Participating in citizen science initiatives is one of the easiest ways those who enjoy the outdoors can help themselves. This is especially true of hunters and anglers.
As they saying goes, “we only protect that which we understand.” Those who hunt and fish have a unique grasp and perspective on how nature truly works. And there are some easy ways for us to share our point of view with the people actively seeking our assistance. Providing a helping hand in this regard can pay dividends for all involved and help others understand just why we value the outdoors so much.
Between recording measurements in my rain gauge for CoCoRaHS and entering observations in my eBird app, I try to participate in some level of citizen science every day.
These are, admittedly, small measures. But they are not the only ways to take part in helping the scientists who protect the resources we love through their work.
Reporting harvests, when required, in an accurate and timely fashion gives decision makers much-needed data that helps shape outdoors policy. So does participating in creel surveys or chronic wasting disease testing.
Catch a chinook salmon, rainbow trout, or lake trout with a clipped adipose fin? Bring the head to your local collection location and submit the requested information. Not only does this give those who oversee our fish populations a more complete picture of what is happening in Lake Michigan, you’ll receive some background information on your catch in return.
If you have a trail camera, you can apply to be a volunteer with Snapshot Wisconsin. This program, backed by the Wisconsin Department of Natural Resources, helps build a photo database of wildlife activity in designated regions of the state.
In fact, you don’t even need to host a trail camera to participate. The photos from Snapshot Wisconsin are sent to a platform called Zooniverse. This allows members of the public to classify the wildlife present in each photo. This, in turn, converts the photos into usable data that feeds into wildlife management decisions for many local species.
This year, I’ve taken to have my birding app open while out hunting. During a duck hunt on the Wisconsin River, our group encountered a couple flocks of snipe. When I recorded this in the app, I was prompted to provide additional detail because the number of the species I reported was unusually high for the area.
For some reason, this bothered me. It was like the app didn’t believe in my bird identification skills But, after giving it some thought, I realized something. This number may, indeed, be significantly higher than the typical amount of this species reported in a given log. But how many of those reports came from hunters?
Our location was accessed by boat, nestled between the main channel and the backwaters. No reasonable birding enthusiast is likely to put in this type of effort solely in the name of a birding excursion. That’s when it dawned on me: recording the birds I see during a hunt is particularly vital.
When you pair the spot with the time of day we were out, it is highly unlikely that anyone had ever submitted a file of their bird observations that reflected this unique combination of factors.
If you are simply glassing the big water through your binoculars on shore, seeing 12 snipe is, in all likelihood, a tall order. But from the concealment of a proper duck blind, your prospects increase substantially.
One of my local duck spots, a parcel of public land close to home, is frequented by birders. I often think of how much their experiences can vary from mine. It doesn’t make their input any less valuable, but it’s simply not possible for one demographic to provide scientists with the complete picture.

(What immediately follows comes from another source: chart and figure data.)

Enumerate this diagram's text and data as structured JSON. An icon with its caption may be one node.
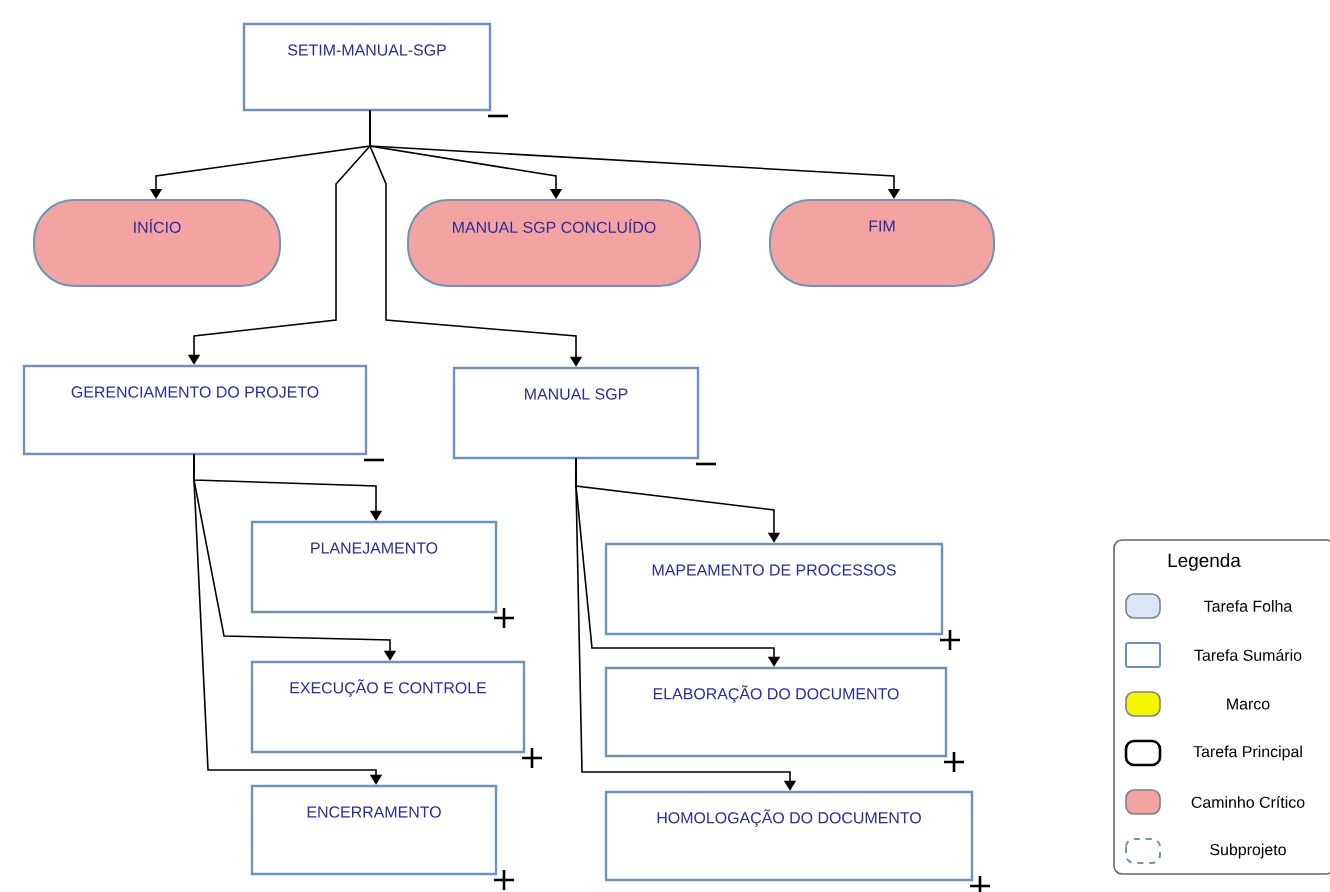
{
  "diagram": {
    "nodes": [
      {
        "text": [
          "SETIM-MANUAL-SGP"
        ]
      },
      {
        "text": [
          "INÍCIO"
        ]
      },
      {
        "text": [
          "MANUAL SGP CONCLUÍDO"
        ]
      },
      {
        "text": [
          "FIM"
        ]
      },
      {
        "text": [
          "GERENCIAMENTO DO PROJETO"
        ]
      },
      {
        "text": [
          "MANUAL SGP"
        ]
      },
      {
        "text": [
          "PLANEJAMENTO"
        ]
      },
      {
        "text": [
          "EXECUÇÃO E CONTROLE"
        ]
      },
      {
        "text": [
          "ENCERRAMENTO"
        ]
      },
      {
        "text": [
          "MAPEAMENTO DE PROCESSOS"
        ]
      },
      {
        "text": [
          "ELABORAÇÃO DO DOCUMENTO"
        ]
      },
      {
        "text": [
          "HOMOLOGAÇÃO DO DOCUMENTO"
        ]
      }
    ],
    "edges": [
      {
        "from": 0,
        "to": 1,
        "arrow": "to"
      },
      {
        "from": 0,
        "to": 2,
        "arrow": "to"
      },
      {
        "from": 0,
        "to": 3,
        "arrow": "to"
      },
      {
        "from": 0,
        "to": 4,
        "arrow": "to"
      },
      {
        "from": 0,
        "to": 5,
        "arrow": "to"
      },
      {
        "from": 4,
        "to": 6,
        "arrow": "to"
      },
      {
        "from": 4,
        "to": 7,
        "arrow": "to"
      },
      {
        "from": 4,
        "to": 8,
        "arrow": "to"
      },
      {
        "from": 5,
        "to": 9,
        "arrow": "to"
      },
      {
        "from": 5,
        "to": 10,
        "arrow": "to"
      },
      {
        "from": 5,
        "to": 11,
        "arrow": "to"
      }
    ],
    "labels": [
      "Legenda"
    ],
    "legend": [
      {
        "text": "Tarefa Folha",
        "color": "#dbe6f8"
      },
      {
        "text": "Tarefa Sumário"
      },
      {
        "text": "Marco",
        "color": "#f5f500"
      },
      {
        "text": "Tarefa Principal"
      },
      {
        "text": "Caminho Crítico",
        "color": "#f4a3a3"
      },
      {
        "text": "Subprojeto"
      }
    ]
  }
}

Consider the types of birds you see just before or after shooting hours or during the migration. If someone were to observe the same setting at a different time of day or year, they probably wouldn’t believe there were many coot, mergansers, or green herons around. But those who spend time actively pursuing other game know otherwise.
Think about your favorite deer stand or trout stream. Now take a brief tally of the number of hours you spend in those locations. Who else could possibly have a better idea of what is actually happening in these places? But this knowledge does little for the collective good if it isn’t shared in a constructive way.
As hunters and anglers, we have a truly unique viewpoint on how the natural world functions. This perspective needs to be shared so that we can help wildlife officials, scientists, hikers, birders, an other outdoor enthusiasts have a better grasp of these treasured places through our eyes.
In a world seemingly bent on industrial development, those who enjoy land in its more natural state need to team up to defend the locations we go to when we seek peace, balance, and a different perspective on the world than our regular day-to-day gives us.
Because our culture prioritizes revenue potential and profitability, nature lovers are under increasing pressure to justify the existence of the places they hold dear.
Though, for whatever reasons, it may not always seem like it, those who enjoy the outdoors, however they choose to do it, are on the same team in this regard. A place to continue unifying our standing comes through actively participating in citizen science.